FEEDBACK FRIDAY: This Week in Natural Dye Questions

This week: Making a powerful indigo vat for a 5 gallon bucket

Every week, we are emailed with questions from our natural dye community asking simple and complex questions that we thought might be worth sharing. Of course, all of your burning questions are answered by natural dyer in chief, Kathy Hattori, Founder of Botanical Colors.

I’ve been working with your organic indigo to make fructose vats the last couple of years. Can I ask how much indigo you recommend to achieve a dark color blue, dyeing from a 5 gallon bucket sized vat? I’ve made what I think is a very concentrated vat (24 tablespoons of indigo, 1-2-3 method) but just can’t seem to yield a dark blue and it takes at least 8 dips of increased time periods starting with 5 minutes and building up to over an hour for the final dips just to get a medium blue color. Is this to be expected?

I’m estimating that your 24 tablespoons of indigo is about 250 grams of indigo. Is this correct? If so, that should create a very dark vat with 1-2 dips. Here’s some information to help achieve dark shades.

1. Use between 100-200 grams of indigo for a 5 gallon bucket. Vat temperature should be about 90F if possible, but a cooler vat also works.

2. Stir the indigo very well to mix in the sediment at the bottom. Create a vortex, then let settle and the vat liquid turn clear, not murky. This is important because some amount of indigo has settled to the bottom of the bucket and you want to re-introduce it into the vat liquid.

3. Observe the indigo flower: are there a lot of healthy, dark purple-blue shiny bubbles? Or are the bubbles somewhat light or medium blue or very scant?

If the bubbles are light, then add fructose or henna to the vat, stir well and let settle to reduce and balance it. If it still yields pale shades, then add more calcium, stir well and let settle. We find that it’s easier to add a little dissolved fructose, even to a henna vat to restore its balance.

If you’ve dipped a lot of fibers (4-10 lbs total or more), then you will need to add more indigo.

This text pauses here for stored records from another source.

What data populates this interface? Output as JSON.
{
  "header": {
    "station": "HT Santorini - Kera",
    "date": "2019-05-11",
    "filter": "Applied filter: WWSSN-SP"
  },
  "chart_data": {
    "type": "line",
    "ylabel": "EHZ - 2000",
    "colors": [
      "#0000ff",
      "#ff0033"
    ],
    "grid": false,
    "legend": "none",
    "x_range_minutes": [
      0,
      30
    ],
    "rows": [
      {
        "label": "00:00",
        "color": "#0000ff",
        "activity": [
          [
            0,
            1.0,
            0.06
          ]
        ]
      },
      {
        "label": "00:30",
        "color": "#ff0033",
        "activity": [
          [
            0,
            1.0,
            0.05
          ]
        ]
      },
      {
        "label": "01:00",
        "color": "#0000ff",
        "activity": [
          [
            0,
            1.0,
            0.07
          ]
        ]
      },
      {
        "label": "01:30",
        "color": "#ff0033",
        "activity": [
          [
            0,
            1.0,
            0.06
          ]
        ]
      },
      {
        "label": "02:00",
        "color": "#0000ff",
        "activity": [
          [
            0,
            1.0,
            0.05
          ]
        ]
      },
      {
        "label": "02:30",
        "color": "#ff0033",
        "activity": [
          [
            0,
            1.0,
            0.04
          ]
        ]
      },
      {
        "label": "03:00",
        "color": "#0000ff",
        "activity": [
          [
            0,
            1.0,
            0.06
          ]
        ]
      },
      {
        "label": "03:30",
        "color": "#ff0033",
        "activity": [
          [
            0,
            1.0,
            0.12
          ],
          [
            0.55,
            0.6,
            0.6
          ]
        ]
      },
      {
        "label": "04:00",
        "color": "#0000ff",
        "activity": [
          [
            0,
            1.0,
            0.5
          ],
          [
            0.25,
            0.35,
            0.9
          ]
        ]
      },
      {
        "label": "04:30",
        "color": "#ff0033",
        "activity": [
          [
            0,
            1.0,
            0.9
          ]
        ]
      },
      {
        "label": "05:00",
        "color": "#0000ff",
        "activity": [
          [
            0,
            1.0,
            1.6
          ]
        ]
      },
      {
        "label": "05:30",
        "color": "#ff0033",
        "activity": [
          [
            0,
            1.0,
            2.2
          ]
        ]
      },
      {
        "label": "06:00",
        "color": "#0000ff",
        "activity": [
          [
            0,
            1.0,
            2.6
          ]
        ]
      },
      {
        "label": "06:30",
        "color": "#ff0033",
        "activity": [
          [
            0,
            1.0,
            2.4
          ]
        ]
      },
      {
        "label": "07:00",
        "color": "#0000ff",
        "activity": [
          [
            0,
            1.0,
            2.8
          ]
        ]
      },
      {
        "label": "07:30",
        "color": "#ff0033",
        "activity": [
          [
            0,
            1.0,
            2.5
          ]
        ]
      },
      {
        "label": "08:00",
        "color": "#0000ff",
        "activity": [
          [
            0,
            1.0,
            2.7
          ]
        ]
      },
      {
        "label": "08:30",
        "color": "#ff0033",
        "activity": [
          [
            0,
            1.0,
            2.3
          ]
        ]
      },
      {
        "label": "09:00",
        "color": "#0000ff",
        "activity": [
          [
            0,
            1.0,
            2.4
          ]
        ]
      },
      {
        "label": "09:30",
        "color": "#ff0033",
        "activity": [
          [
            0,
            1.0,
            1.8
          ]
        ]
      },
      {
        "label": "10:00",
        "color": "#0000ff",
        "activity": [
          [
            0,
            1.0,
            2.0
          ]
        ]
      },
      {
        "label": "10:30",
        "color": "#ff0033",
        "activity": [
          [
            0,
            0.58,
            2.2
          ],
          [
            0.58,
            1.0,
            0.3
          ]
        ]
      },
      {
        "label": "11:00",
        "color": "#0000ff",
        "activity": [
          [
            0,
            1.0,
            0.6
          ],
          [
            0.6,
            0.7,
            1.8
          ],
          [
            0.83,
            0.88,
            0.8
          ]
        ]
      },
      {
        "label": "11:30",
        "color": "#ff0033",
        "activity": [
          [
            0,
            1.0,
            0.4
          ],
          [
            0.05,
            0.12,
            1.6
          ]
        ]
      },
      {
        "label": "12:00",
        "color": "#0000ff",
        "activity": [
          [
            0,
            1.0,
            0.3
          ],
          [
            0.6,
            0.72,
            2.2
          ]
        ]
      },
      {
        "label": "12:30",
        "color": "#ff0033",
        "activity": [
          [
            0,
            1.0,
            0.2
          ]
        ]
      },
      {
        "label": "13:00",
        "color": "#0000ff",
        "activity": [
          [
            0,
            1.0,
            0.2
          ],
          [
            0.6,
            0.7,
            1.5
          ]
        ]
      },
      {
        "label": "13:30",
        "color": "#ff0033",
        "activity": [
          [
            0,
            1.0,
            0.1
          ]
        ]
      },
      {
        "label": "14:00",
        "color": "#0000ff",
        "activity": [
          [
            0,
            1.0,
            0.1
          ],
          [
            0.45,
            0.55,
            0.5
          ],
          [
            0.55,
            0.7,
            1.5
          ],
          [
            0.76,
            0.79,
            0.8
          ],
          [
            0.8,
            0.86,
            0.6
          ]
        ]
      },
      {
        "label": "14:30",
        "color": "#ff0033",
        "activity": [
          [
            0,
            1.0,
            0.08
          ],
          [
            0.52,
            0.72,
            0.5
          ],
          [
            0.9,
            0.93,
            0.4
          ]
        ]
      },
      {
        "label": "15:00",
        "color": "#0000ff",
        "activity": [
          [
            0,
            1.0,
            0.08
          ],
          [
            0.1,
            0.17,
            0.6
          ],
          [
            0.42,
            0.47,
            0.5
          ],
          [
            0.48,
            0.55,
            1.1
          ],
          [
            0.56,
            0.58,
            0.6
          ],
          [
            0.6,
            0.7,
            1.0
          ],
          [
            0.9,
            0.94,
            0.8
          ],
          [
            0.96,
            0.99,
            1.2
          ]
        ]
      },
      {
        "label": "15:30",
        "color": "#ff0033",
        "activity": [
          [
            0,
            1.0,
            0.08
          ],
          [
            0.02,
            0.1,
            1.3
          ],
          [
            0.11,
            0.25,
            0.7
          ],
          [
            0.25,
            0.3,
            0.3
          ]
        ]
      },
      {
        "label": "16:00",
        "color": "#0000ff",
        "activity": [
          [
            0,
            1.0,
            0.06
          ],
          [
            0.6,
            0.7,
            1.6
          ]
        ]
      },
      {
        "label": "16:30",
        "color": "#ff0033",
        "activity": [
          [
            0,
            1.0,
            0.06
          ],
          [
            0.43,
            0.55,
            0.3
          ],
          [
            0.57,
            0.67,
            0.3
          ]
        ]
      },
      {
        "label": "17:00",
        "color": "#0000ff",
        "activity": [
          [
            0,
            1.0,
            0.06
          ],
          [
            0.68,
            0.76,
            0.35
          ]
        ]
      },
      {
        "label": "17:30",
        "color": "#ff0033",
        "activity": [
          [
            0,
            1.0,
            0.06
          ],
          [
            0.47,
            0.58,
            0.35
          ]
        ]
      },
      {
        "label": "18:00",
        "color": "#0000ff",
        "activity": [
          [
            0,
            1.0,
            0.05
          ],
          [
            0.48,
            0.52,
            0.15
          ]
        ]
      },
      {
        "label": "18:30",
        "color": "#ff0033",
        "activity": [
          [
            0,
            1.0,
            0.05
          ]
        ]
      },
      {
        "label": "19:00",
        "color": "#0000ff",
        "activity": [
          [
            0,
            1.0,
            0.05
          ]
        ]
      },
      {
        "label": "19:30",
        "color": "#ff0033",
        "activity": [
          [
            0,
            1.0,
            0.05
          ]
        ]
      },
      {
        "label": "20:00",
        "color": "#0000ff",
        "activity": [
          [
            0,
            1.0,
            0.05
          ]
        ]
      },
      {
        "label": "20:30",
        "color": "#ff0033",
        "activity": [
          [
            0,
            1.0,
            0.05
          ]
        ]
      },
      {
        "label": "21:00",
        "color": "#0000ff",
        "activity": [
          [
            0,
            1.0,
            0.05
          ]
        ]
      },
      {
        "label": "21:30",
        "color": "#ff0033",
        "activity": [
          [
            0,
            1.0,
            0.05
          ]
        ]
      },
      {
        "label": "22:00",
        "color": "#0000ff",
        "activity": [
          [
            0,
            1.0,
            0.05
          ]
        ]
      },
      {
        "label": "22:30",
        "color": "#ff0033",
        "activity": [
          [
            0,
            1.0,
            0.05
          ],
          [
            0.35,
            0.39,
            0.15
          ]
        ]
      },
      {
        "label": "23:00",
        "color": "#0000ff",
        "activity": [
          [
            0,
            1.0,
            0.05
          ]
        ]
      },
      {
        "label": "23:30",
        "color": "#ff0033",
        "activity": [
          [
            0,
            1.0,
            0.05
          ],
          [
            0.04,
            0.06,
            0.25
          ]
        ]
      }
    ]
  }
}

We just built a henna vat at Haystack Mountain School of Craft with 160 grams of indigo, 320 grams of calcium hydroxide and 480 grams of henna, and we were able to get dark colors with 2 dips. We modified the 1-2-3 recipe and used very hot water (150-160F) and also dissolved or wet out all the ingredients in separate containers. We did not use the mason jar method, mostly because our quantities were too large. We then combined the ingredients one at a time into a bucket half filled with very hot water (160F), topped off the vat with more very hot water, stirred well for 3-5 minutes, created a vortex, then let the vat settle and cool for several hours. The vat had an enormous, dark purple-blue flower, indicating a healthy vat and the color was good.